- UK shares added to their opening gains on Thursday morning despite a flurry of negative news for individual companies.

At midday the FTSE 100 index of leading shares was up 83 points or 1.1% to 7,373 with almost every sector making gains bar Technology Hardware and Tobacco.

Biggest contributors to the rise were Oil & Gas Producers, Industrial Goods & Services, Insurers and Utilities.

The FTSE 250 of mid-caps stocks gained 90 points or 0.4% to 19,865.

British Airways owner International Consolidated Airlines hit some turbulence which saw its shares fall 3.5% to 463p after downgrading earnings guidance.

In a pre-close trading update, Imperial Brands blamed vaping hysteria in the USA for lower than expected growth in Next Generation Products (NGPs) as well as an aggressive push for market share gains in the competitive Australian market for the earnings alert. Its shares were 10% lower at £18.60.

Shares in education company Pearson were smashed down 17% to 711p after it lowered full-year profit expectations to the lower end of its £590m to £640m guidance range.
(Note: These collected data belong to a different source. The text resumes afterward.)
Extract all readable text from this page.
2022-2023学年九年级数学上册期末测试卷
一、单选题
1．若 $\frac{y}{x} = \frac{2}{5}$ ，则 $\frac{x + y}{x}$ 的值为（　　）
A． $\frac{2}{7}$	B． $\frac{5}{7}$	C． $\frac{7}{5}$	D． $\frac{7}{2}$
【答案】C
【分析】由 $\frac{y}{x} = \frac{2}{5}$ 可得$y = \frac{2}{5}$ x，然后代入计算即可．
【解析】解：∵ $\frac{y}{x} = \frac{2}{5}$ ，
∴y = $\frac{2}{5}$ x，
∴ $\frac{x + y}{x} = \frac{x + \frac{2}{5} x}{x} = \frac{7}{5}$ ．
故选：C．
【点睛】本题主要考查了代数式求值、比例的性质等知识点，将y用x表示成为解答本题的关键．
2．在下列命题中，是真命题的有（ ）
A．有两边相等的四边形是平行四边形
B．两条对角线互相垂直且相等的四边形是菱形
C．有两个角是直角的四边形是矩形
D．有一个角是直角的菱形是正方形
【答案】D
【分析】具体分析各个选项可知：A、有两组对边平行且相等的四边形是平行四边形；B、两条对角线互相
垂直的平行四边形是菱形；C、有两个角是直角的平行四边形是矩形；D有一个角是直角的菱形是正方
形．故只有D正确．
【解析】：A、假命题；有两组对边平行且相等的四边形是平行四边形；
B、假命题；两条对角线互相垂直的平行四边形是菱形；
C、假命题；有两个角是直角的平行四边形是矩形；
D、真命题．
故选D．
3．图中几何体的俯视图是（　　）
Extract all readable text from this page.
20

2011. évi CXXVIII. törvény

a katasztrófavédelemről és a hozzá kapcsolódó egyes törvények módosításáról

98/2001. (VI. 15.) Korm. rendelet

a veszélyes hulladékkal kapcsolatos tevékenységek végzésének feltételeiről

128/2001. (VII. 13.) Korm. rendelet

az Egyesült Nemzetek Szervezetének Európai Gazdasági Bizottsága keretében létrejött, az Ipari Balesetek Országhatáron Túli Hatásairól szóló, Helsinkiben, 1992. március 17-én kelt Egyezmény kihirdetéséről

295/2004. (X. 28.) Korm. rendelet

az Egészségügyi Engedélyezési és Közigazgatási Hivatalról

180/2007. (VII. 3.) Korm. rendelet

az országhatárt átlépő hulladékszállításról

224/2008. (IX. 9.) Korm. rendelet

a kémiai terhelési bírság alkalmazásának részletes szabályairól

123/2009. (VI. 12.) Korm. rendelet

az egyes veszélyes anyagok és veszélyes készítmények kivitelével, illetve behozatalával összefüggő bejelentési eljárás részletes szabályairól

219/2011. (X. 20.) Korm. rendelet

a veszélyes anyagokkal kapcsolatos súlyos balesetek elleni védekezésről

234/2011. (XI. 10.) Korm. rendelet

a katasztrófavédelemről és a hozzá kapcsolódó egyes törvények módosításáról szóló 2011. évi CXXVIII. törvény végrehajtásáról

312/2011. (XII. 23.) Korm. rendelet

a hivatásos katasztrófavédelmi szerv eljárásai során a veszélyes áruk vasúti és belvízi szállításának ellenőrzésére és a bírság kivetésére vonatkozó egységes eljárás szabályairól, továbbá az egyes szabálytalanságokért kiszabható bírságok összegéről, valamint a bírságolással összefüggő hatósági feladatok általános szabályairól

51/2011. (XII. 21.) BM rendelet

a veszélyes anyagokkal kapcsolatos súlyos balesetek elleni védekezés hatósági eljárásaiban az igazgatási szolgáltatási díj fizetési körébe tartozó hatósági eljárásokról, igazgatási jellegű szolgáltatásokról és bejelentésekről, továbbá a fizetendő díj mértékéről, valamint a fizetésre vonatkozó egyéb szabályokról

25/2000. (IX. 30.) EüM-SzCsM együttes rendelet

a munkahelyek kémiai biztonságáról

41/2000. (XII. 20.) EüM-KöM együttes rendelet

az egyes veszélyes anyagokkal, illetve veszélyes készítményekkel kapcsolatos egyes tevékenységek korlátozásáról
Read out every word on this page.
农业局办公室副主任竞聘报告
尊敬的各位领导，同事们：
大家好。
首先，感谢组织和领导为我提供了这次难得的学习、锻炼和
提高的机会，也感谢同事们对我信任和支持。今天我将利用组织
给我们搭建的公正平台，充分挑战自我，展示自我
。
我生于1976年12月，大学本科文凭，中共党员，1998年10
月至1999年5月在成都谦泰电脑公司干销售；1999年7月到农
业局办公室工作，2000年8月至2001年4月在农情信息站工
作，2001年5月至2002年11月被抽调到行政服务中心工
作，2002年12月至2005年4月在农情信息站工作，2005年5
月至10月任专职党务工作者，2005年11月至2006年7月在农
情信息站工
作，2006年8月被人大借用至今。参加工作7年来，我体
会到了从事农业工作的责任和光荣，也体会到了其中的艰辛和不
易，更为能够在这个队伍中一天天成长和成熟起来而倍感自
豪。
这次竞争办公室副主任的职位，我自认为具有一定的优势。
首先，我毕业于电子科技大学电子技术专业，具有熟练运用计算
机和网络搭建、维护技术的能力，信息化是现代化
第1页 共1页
Comparison website operator GoCo gained 5% to 79.4p on news that its AutoSave business had more than 220,000 live customers, up 28% since 8 July and surpassing previous guidance.

Financial firms Man Group and Intermediate Capital were also in demand, up 3% to 173p and 2% to £14.37 respectively.

Roadside assistance and insurance firm AA reversed an earlier 3% gain to trade down 3.6% at 62.4p after launching what it called a 'cutting-edge partnership' with Uber for roadside and service maintenance and repair.

The worst performer in the FSTE 250 was travel food and drink outlet operator SSP Group which fell 5.3% to 632p after disappointing investors with fourth quarter like-for-like sales growth of 1.8%, below the 2% called for by consensus.

Also on the losing side was property-portal operator OnTheMarket, which blamed fears of a no-deal Brexit and 'wait-and-see' approach by buyers and sellers for sluggish revenues, pushing the shares down 11% to 86.5p.

Biggest faller in the small-cap space was inkjet print-head maker Xaar with shares down 39% to a multi-year low of 43p after recording a £15m first half loss and abandoning its 'thin film' business.